Devotions / Apr 20, 2016
Our Greatest Friend
“Now during those days, He went out to the mountain to pray; and He spent the night in prayer to God. And when the day came, He called His disciples and chose twelve of them, whom He also named apostles.” - Luke 6:12-13
Jesus models prayer for us in many places, but I think this is prayer on the mountaintop was of the most heart-warming: Jesus prayed for His friends. Jesus understood what a great and weighty choice it is when the time comes to choose our friends.
The Gospel writers remind us many times that Jesus had “grown in favor with men” at the time of this prayer, and so this leads me to believe that Jesus could have chosen many people to be His friends. Jesus, however, chose only twelve. Jesus perhaps valued, as we should, quality over quantity when it comes to our friends. Our friends should be the people who consistently point our lives in the direction of Christ, even (and perhaps especially) when the path grows dark and we ourselves cannot see Him.
But this precious gift of friendship worked both ways. Every teenager has been told that he or she will eventually become like those whose company they keep, and what great news that was for the disciples! They would become like Christ because it was He with Whom they kept company. This, too, will become true of our lives. We can only become more like Christ by keeping His company. We cannot emulate someone we do not know.

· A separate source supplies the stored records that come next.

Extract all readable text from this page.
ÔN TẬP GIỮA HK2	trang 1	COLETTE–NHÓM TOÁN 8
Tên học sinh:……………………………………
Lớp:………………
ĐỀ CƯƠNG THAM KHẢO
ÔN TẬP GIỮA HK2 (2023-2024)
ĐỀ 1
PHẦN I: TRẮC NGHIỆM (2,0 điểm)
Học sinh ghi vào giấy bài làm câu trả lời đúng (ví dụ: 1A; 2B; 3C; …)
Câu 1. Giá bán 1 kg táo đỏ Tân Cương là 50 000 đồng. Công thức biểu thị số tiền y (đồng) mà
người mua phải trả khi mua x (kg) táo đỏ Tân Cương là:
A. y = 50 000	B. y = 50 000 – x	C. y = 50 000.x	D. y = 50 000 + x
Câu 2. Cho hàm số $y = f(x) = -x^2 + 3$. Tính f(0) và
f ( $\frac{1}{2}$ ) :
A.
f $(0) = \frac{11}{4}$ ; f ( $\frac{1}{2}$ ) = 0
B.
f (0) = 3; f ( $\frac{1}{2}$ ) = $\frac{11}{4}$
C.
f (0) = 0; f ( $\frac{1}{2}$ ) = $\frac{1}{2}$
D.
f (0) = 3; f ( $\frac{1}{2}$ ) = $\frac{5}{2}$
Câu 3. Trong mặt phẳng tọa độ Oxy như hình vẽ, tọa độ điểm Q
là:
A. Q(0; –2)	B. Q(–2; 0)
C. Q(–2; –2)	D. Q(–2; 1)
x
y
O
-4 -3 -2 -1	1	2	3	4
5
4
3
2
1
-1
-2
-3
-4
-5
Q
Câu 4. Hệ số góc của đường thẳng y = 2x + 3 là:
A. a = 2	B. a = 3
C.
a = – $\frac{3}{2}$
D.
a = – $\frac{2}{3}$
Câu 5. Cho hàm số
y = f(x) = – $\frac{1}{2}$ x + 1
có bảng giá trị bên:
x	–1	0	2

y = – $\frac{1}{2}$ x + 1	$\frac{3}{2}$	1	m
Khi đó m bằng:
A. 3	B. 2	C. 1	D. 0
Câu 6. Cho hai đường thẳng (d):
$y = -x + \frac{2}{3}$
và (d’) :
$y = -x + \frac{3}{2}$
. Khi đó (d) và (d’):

Our friends should be the people who consistently point our lives in the direction of Christ.
This portrait of friendship, however, would not be complete without looking to the end of verse 16: [and He also chose] “Judas Iscariot, who would betray Him.” Jesus, in His infinite knowledge and foresight, also chose a man whom He knew would later betray Him, as evidenced by His words to Judas in John 13:27, “Do quickly what you came to do.”
We, too, can be betrayed by those we once called friend, but we must take yet another lesson from the great friend we have in Jesus. Though Judas’s betrayal of Jesus would lead the Messiah to His death, it, too, would give way to glory on the morning of the resurrection. We, too, must view the possible loss of friends in this way: as an instrument to a greater story for our Master to write.
May we never forget that our truest friend is found in the person of Christ Jesus, from Whom we never worry of betrayal and from Whom we learn our greatest lessons.
Discussion Question: How do your friends help orient your life toward Christ?